Auch andere Olympioniken aus den Vereinigten Staaten äußerten sich unmissverständlich und besorgt über die Entwicklungen unter einer enthemmten Regierung des moralischen Irrsinns. Die hochdekorierte Skilangläuferin Jessie Diggins erklärte schon Ende Januar zu den Ereignissen in Minnesota, es sei schwer, „sich so machtlos zu fühlen, nichts dagegen tun zu können“. Eiskunstläuferin Alysa Liu rief über Instagram ihre Follower dazu auf, ihre Abgeordneten davon zu überzeugen, dass sie gegen eine Erhöhung der finanziellen Mittel des Heimatschutzministeriums stimmen – diesem untersteht die umstrittene ICE-Behörde.

„Citius, Altius, Fortius – Communiter“, zu Deutsch: „Schneller, höher, stärker – Gemeinsam“ lautet seit Juli 2021 der offizielle Wahlspruch des Internationalen Olympischen Komitees (IOC), besonders stolz ist man in der Zentrale in Lausanne auf den neuen Zusatz „gemeinsam“, der „die Solidarität und den Zusammenhalt in der Welt“ betonen soll.
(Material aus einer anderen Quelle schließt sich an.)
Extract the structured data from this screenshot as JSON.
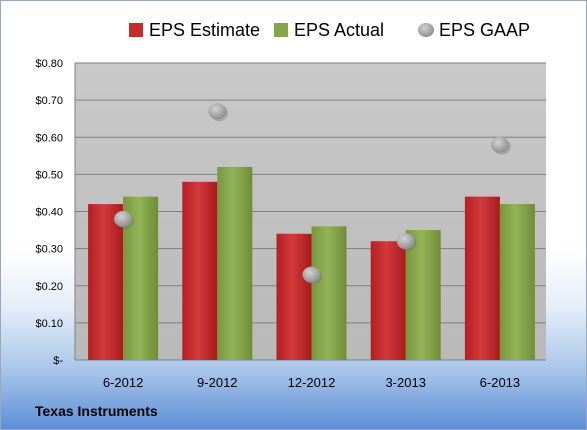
{
  "footer": {
    "company": "Texas Instruments"
  },
  "chart_data": {
    "type": "bar",
    "categories": [
      "6-2012",
      "9-2012",
      "12-2012",
      "3-2013",
      "6-2013"
    ],
    "series": [
      {
        "name": "EPS Estimate",
        "kind": "bar",
        "color": "#c8292b",
        "values": [
          0.42,
          0.48,
          0.34,
          0.32,
          0.44
        ]
      },
      {
        "name": "EPS Actual",
        "kind": "bar",
        "color": "#86a64a",
        "values": [
          0.44,
          0.52,
          0.36,
          0.35,
          0.42
        ]
      },
      {
        "name": "EPS GAAP",
        "kind": "marker",
        "color": "#a6a6a6",
        "values": [
          0.38,
          0.67,
          0.23,
          0.32,
          0.58
        ]
      }
    ],
    "ylim": [
      0,
      0.8
    ],
    "yticks": [
      0,
      0.1,
      0.2,
      0.3,
      0.4,
      0.5,
      0.6,
      0.7,
      0.8
    ],
    "ytick_labels": [
      "$-",
      "$0.10",
      "$0.20",
      "$0.30",
      "$0.40",
      "$0.50",
      "$0.60",
      "$0.70",
      "$0.80"
    ],
    "grid": true,
    "legend_position": "top",
    "plot_background": "#c0c0c0"
  }
}
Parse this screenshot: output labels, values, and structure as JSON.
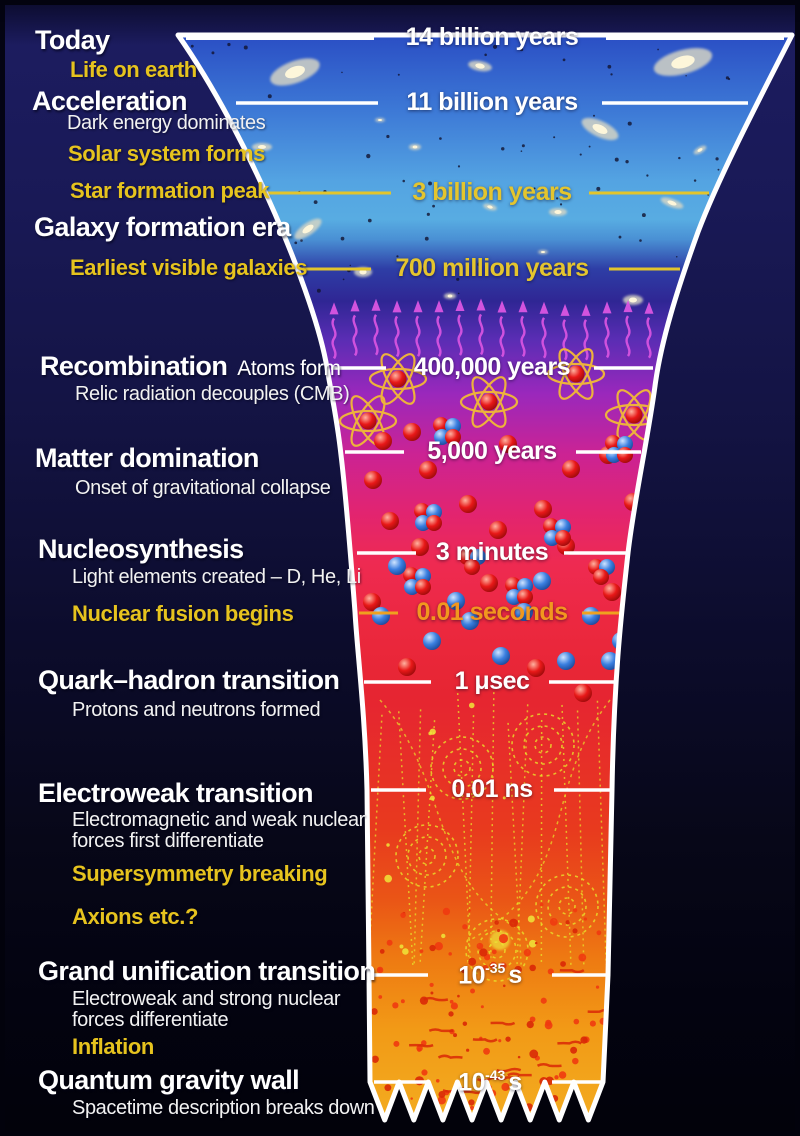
{
  "colors": {
    "highlight_yellow": "#e6c31e",
    "time_yellow": "#e4c52e",
    "time_orange": "#f2971e",
    "funnel_border": "#ffffff",
    "cmb_arrows": "#da55e2",
    "atom_orbit": "#edb23c",
    "track_yellow": "#e8e22a"
  },
  "epochs": [
    {
      "time": "14 billion years",
      "color": "white"
    },
    {
      "time": "11 billion years",
      "color": "white"
    },
    {
      "time": "3 billion years",
      "color": "yellow"
    },
    {
      "time": "700 million years",
      "color": "yellow"
    },
    {
      "time": "400,000 years",
      "color": "white"
    },
    {
      "time": "5,000 years",
      "color": "white"
    },
    {
      "time": "3 minutes",
      "color": "white"
    },
    {
      "time": "0.01 seconds",
      "color": "orange"
    },
    {
      "time": "1 μsec",
      "color": "white"
    },
    {
      "time": "0.01 ns",
      "color": "white"
    },
    {
      "time": "10",
      "exp": "-35",
      "unit": "s",
      "color": "white"
    },
    {
      "time": "10",
      "exp": "-43",
      "unit": "s",
      "color": "white"
    }
  ],
  "left_labels": [
    {
      "text": "Today",
      "kind": "title"
    },
    {
      "text": "Life on earth",
      "kind": "highlight"
    },
    {
      "text": "Acceleration",
      "kind": "title"
    },
    {
      "text": "Dark energy dominates",
      "kind": "sub"
    },
    {
      "text": "Solar system forms",
      "kind": "highlight"
    },
    {
      "text": "Star formation peak",
      "kind": "highlight"
    },
    {
      "text": "Galaxy formation era",
      "kind": "title"
    },
    {
      "text": "Earliest visible galaxies",
      "kind": "highlight"
    },
    {
      "text": "Recombination",
      "suffix": "Atoms form",
      "kind": "title"
    },
    {
      "text": "Relic radiation decouples (CMB)",
      "kind": "sub"
    },
    {
      "text": "Matter domination",
      "kind": "title"
    },
    {
      "text": "Onset of gravitational collapse",
      "kind": "sub"
    },
    {
      "text": "Nucleosynthesis",
      "kind": "title"
    },
    {
      "text": "Light elements created – D, He, Li",
      "kind": "sub"
    },
    {
      "text": "Nuclear fusion begins",
      "kind": "highlight"
    },
    {
      "text": "Quark–hadron transition",
      "kind": "title"
    },
    {
      "text": "Protons and neutrons formed",
      "kind": "sub"
    },
    {
      "text": "Electroweak transition",
      "kind": "title"
    },
    {
      "text": "Electromagnetic and weak nuclear\nforces first differentiate",
      "kind": "sub"
    },
    {
      "text": "Supersymmetry breaking",
      "kind": "highlight"
    },
    {
      "text": "Axions etc.?",
      "kind": "highlight"
    },
    {
      "text": "Grand unification transition",
      "kind": "title"
    },
    {
      "text": "Electroweak and strong nuclear\nforces differentiate",
      "kind": "sub"
    },
    {
      "text": "Inflation",
      "kind": "highlight"
    },
    {
      "text": "Quantum gravity wall",
      "kind": "title"
    },
    {
      "text": "Spacetime description breaks down",
      "kind": "sub"
    }
  ]
}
Der Fußball-Weltverband Fifa hatte sich vor gut 20 Jahren unter ähnlichen Vorsätzen „For the Game. For the World“ auf die Fahnen geschrieben. „Für das Spiel. Für die Welt“ also – ein generisches Motto, über das die „Neue Zürcher Zeitung“ einst schrieb, dass noch zu Zeiten des früheren Weltfußballchefs Sepp Blatter „niemand wusste, was das überhaupt bedeuten sollte“.

Was solche substanzlosen Stanzen allerdings nicht bedeuten, das wissen IOC und Fifa ganz genau und machen es stets unmissverständlich klar: Redefreiheit für ihre Athletinnen und Athleten gibt es nur zu bestimmten Anlässen. Vonn, Diggins oder Liu haben sich so dezidiert politisch daher auch im Vorfeld dieser Olympischen Spiele geäußert – während der eigentlichen Wettbewerbe, im großen Rampenlicht, ist im Grunde jeder Satz, jede Geste, alles, das über das sportliche Geschehen hinausgeht, unerwünscht, kann sogar Strafen nach sich ziehen.

Schwierig wie bedauerlich ist es, dass die großen Sportverbände wieder einmal ihrer eigentlichen Verantwortung nicht gerecht werden und sich angesichts besorgniserregender Entwicklungen weltweit verbiegen, als hätten sie einen Kurs bei Uri Geller belegt. Der Sport und die Verbände, die ihn leiten, laufen Gefahr, auf der falschen Seite der Geschichte zu stehen – nicht zum ersten Mal in seiner langen und wenig ruhmreichen Historie. Turniere wurden in mörderischen Diktaturen ausgerichtet (Olympia 1936 in Nazi-Deutschland, die Fußball-WM 1978 unter Argentiniens Militärjunta, die Fußball-WM 2018 in Russland nach der Annexion der Krim). Mit Extremsituationen wurde beschämend umgegangen (Olympia-Attentat 1972). Ländern mit zweifelhaften Menschenrechtsbilanzen wurde Gelegenheit zum Sportswashing gegeben (Katar 2022). Sie haben nicht dazugelernt.

Deutschlands Diktator Adolf Hitler (M.) mit IOC-Präsident Henri de Baillet-Latour (li.) beim Einmarsch ins Berliner Olympiastadion: Die Spiele 1936 gelten noch heute als Fallbeispiel für die Vereinnahmung des Sports für politische Propaganda.Vergrößern des Bildes
Deutschlands Diktator Adolf Hitler (M.) mit IOC-Präsident Henri de Baillet-Latour (l.) beim Einmarsch ins Berliner Olympiastadion: Die Spiele 1936 gelten noch heute als Fallbeispiel für die Vereinnahmung des Sports für politische Propaganda. (Quelle: imago stock&people/imago-images-bilder)

Es ist eine Fallstudie in Schizophrenie für jeden Psychologen. Mächtige Verbände, die nur zu gern zeigen, dass sie mächtige Verbände sind und sich ebenso gern als Bastionen im Kampf für Völkerverständigung gerieren – sich aber mindestens schwer damit tun, wenn ihre Protagonisten in ihrem vielleicht größten Moment für diese Werte einstehen wollen. Wo bleibt da die Zwangsjacke?